Note: Do not execute this test during production hours without getting express permission from the storage administrator. These tests are intensive and can cause performance degradation of the storage unit and all other dependent systems. Even running it after hours can cause disruption, so please work with your storage administrator to get an appropriate window to run these tests.
By default, the script now names the output file SQLIO_Result.(datestamp).txt. If you open the file, you can see the raw output from each of these tests.
Next, execute the results parsing script with the following command.
./SQLIO-parse.ps1 -ResultFilename SQLIO_Result.(datestamp).txt
It will save the output file to a CSV named SQLIO_Parse.csv. This file can now be used to review the storage performance metrics and analyzed for trends. A few minutes with a spreadsheet can output some tremendously insightful charts showing you how your storage subsystem performs and responds under load.

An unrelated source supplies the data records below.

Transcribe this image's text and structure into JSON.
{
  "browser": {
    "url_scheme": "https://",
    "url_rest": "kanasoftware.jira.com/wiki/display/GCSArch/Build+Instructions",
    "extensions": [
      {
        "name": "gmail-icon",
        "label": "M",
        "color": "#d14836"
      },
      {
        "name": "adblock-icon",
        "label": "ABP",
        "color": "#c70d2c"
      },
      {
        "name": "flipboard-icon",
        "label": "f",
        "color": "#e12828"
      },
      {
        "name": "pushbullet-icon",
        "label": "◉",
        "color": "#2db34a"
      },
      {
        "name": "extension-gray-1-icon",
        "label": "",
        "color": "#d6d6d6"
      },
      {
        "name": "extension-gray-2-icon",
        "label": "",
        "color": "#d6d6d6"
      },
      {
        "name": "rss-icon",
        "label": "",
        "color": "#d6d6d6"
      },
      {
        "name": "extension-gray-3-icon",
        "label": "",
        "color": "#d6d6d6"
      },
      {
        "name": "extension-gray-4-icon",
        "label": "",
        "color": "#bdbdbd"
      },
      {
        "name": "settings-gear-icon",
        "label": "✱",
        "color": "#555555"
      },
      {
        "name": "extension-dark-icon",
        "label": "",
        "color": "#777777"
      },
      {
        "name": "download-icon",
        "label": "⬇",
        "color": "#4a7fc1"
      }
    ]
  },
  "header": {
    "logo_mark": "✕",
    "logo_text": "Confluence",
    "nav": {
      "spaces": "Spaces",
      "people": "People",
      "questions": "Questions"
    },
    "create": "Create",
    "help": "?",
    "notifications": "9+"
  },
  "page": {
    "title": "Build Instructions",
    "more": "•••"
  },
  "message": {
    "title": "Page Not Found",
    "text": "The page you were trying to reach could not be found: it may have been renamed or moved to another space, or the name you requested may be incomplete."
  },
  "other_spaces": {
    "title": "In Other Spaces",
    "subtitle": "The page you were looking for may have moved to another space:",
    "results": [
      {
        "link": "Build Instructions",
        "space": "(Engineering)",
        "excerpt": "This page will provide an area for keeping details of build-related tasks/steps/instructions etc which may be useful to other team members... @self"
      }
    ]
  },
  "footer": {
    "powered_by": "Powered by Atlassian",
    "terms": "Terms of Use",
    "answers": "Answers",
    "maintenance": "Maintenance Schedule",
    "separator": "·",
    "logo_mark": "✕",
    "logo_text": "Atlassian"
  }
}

Now, with any storage test, the values to pay attention to are latency, IOPs, and then throughput – in that order. As the load on the storage goes up, the latencies usually go up as well. Aggregate load can also cause stress. Overlay these test results with your Perfmon traces and see where you stand on a steady-state basis. Are you maxing out your SAN? How much headroom do you currently possess when it comes to storage performance and not just capacity? Awareness of current state and future projections help you plan for growth!